Yetiştimm... yetiştimmm...
Arkadaşlar noluyor ya? Ne demek wattpad kapatılıyor? Ben fark etmesem de bütün hayatımı bu uygulamaya bağlamışım. Allahtan şimdi wattpad açıklama yapmış galiba geri gelecek(diğer türlüsü olamaz zaten) Bu arada açıklama yaptılar ama hala kesin bir şey yok ortada o yüzden rahatlayıp salmayalım ve ülke gündeminde kalmaya devam edelim. X'te o kadar çok twet attım ki ellerimi hissetmiyorum ama yine de size bölüm atmak istedim. Kitap yavaş yavaş etiketlerde yükseliyor çok mutluyum. Hayır bide tam okunmalarım arttı bir anda wattpad kapandı benim şansızlık. Şuan vpn'le nasibimi zorluyorumm:))

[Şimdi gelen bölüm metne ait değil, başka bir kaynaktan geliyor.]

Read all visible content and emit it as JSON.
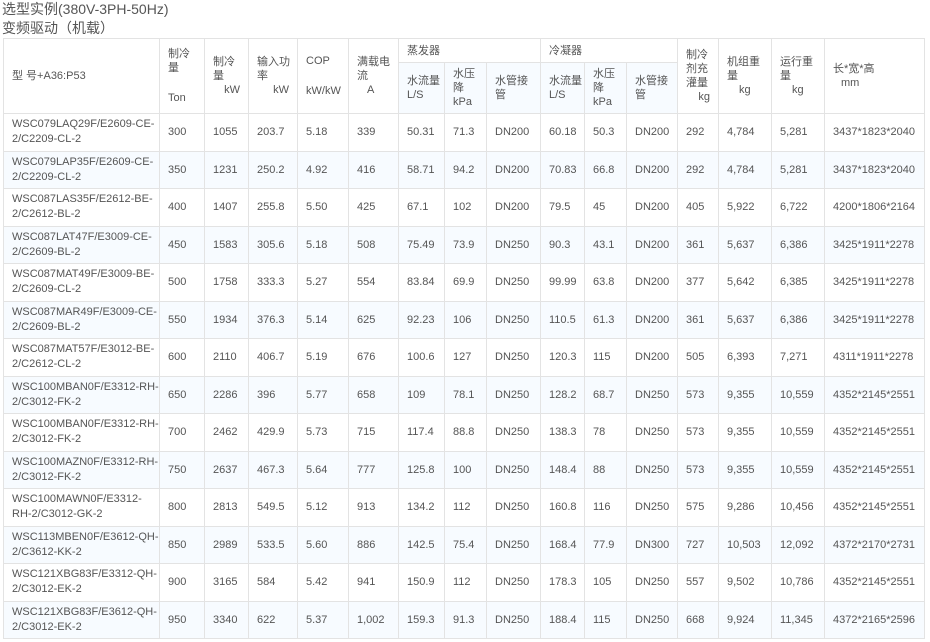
{
  "title": "选型实例(380V-3PH-50Hz)",
  "subtitle": "变频驱动（机载）",
  "table": {
    "headers": {
      "model": "型 号+A36:P53",
      "cooling_ton": {
        "label": "制冷量",
        "unit": "Ton"
      },
      "cooling_kw": {
        "label": "制冷量",
        "unit": "kW"
      },
      "input_power": {
        "label": "输入功率",
        "unit": "kW"
      },
      "cop": {
        "label": "COP",
        "unit": "kW/kW"
      },
      "full_load_current": {
        "label": "满载电流",
        "unit": "A"
      },
      "evaporator": "蒸发器",
      "condenser": "冷凝器",
      "water_flow": "水流量L/S",
      "pressure_drop": {
        "label": "水压降",
        "unit": "kPa"
      },
      "pipe": "水管接管",
      "refrigerant": {
        "label": "制冷剂充灌量",
        "unit": "kg"
      },
      "unit_weight": {
        "label": "机组重量",
        "unit": "kg"
      },
      "operating_weight": {
        "label": "运行重量",
        "unit": "kg"
      },
      "dimensions": {
        "label": "长*宽*高",
        "unit": "mm"
      }
    },
    "rows": [
      [
        "WSC079LAQ29F/E2609-CE-2/C2209-CL-2",
        "300",
        "1055",
        "203.7",
        "5.18",
        "339",
        "50.31",
        "71.3",
        "DN200",
        "60.18",
        "50.3",
        "DN200",
        "292",
        "4,784",
        "5,281",
        "3437*1823*2040"
      ],
      [
        "WSC079LAP35F/E2609-CE-2/C2209-CL-2",
        "350",
        "1231",
        "250.2",
        "4.92",
        "416",
        "58.71",
        "94.2",
        "DN200",
        "70.83",
        "66.8",
        "DN200",
        "292",
        "4,784",
        "5,281",
        "3437*1823*2040"
      ],
      [
        "WSC087LAS35F/E2612-BE-2/C2612-BL-2",
        "400",
        "1407",
        "255.8",
        "5.50",
        "425",
        "67.1",
        "102",
        "DN200",
        "79.5",
        "45",
        "DN200",
        "405",
        "5,922",
        "6,722",
        "4200*1806*2164"
      ],
      [
        "WSC087LAT47F/E3009-CE-2/C2609-BL-2",
        "450",
        "1583",
        "305.6",
        "5.18",
        "508",
        "75.49",
        "73.9",
        "DN250",
        "90.3",
        "43.1",
        "DN200",
        "361",
        "5,637",
        "6,386",
        "3425*1911*2278"
      ],
      [
        "WSC087MAT49F/E3009-BE-2/C2609-CL-2",
        "500",
        "1758",
        "333.3",
        "5.27",
        "554",
        "83.84",
        "69.9",
        "DN250",
        "99.99",
        "63.8",
        "DN200",
        "377",
        "5,642",
        "6,385",
        "3425*1911*2278"
      ],
      [
        "WSC087MAR49F/E3009-CE-2/C2609-BL-2",
        "550",
        "1934",
        "376.3",
        "5.14",
        "625",
        "92.23",
        "106",
        "DN250",
        "110.5",
        "61.3",
        "DN200",
        "361",
        "5,637",
        "6,386",
        "3425*1911*2278"
      ],
      [
        "WSC087MAT57F/E3012-BE-2/C2612-CL-2",
        "600",
        "2110",
        "406.7",
        "5.19",
        "676",
        "100.6",
        "127",
        "DN250",
        "120.3",
        "115",
        "DN200",
        "505",
        "6,393",
        "7,271",
        "4311*1911*2278"
      ],
      [
        "WSC100MBAN0F/E3312-RH-2/C3012-FK-2",
        "650",
        "2286",
        "396",
        "5.77",
        "658",
        "109",
        "78.1",
        "DN250",
        "128.2",
        "68.7",
        "DN250",
        "573",
        "9,355",
        "10,559",
        "4352*2145*2551"
      ],
      [
        "WSC100MBAN0F/E3312-RH-2/C3012-FK-2",
        "700",
        "2462",
        "429.9",
        "5.73",
        "715",
        "117.4",
        "88.8",
        "DN250",
        "138.3",
        "78",
        "DN250",
        "573",
        "9,355",
        "10,559",
        "4352*2145*2551"
      ],
      [
        "WSC100MAZN0F/E3312-RH-2/C3012-FK-2",
        "750",
        "2637",
        "467.3",
        "5.64",
        "777",
        "125.8",
        "100",
        "DN250",
        "148.4",
        "88",
        "DN250",
        "573",
        "9,355",
        "10,559",
        "4352*2145*2551"
      ],
      [
        "WSC100MAWN0F/E3312-RH-2/C3012-GK-2",
        "800",
        "2813",
        "549.5",
        "5.12",
        "913",
        "134.2",
        "112",
        "DN250",
        "160.8",
        "116",
        "DN250",
        "575",
        "9,286",
        "10,456",
        "4352*2145*2551"
      ],
      [
        "WSC113MBEN0F/E3612-QH-2/C3612-KK-2",
        "850",
        "2989",
        "533.5",
        "5.60",
        "886",
        "142.5",
        "75.4",
        "DN250",
        "168.4",
        "77.9",
        "DN300",
        "727",
        "10,503",
        "12,092",
        "4372*2170*2731"
      ],
      [
        "WSC121XBG83F/E3312-QH-2/C3012-EK-2",
        "900",
        "3165",
        "584",
        "5.42",
        "941",
        "150.9",
        "112",
        "DN250",
        "178.3",
        "105",
        "DN250",
        "557",
        "9,502",
        "10,786",
        "4352*2145*2551"
      ],
      [
        "WSC121XBG83F/E3612-QH-2/C3012-EK-2",
        "950",
        "3340",
        "622",
        "5.37",
        "1,002",
        "159.3",
        "91.3",
        "DN250",
        "188.4",
        "115",
        "DN250",
        "668",
        "9,924",
        "11,345",
        "4372*2165*2596"
      ]
    ]
  }
}
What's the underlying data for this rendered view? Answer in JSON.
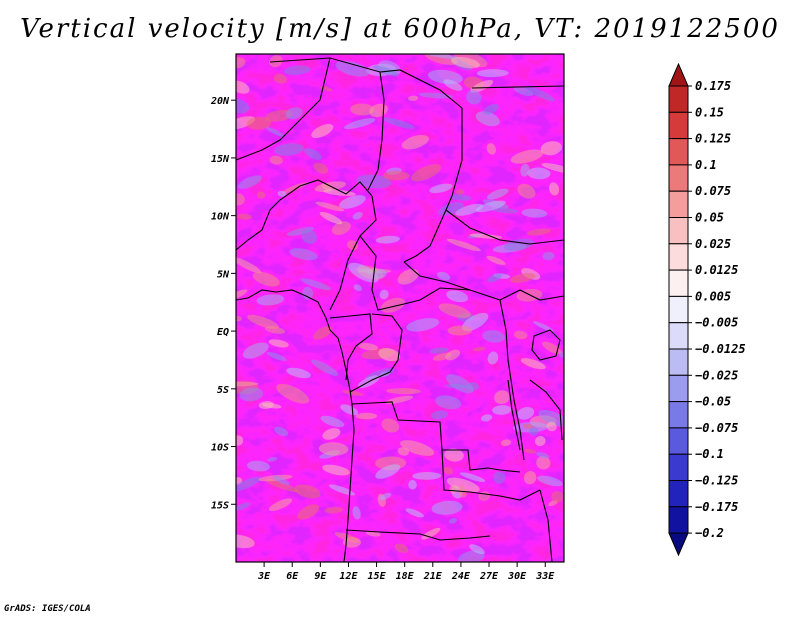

Aklımda zibilyon tane kurgu var daha, taslaklarım dolup taşıyor. Hele ki iki kurgum var, yeme de yanında yat. Bir tanesinde yaklaşık 10 bölüm yazdım ama biraz daha yarılayıp atarım onu muhtemelen. Diğerine daha yeni başladım ama çok sevdim o tür şeyler yazmayı.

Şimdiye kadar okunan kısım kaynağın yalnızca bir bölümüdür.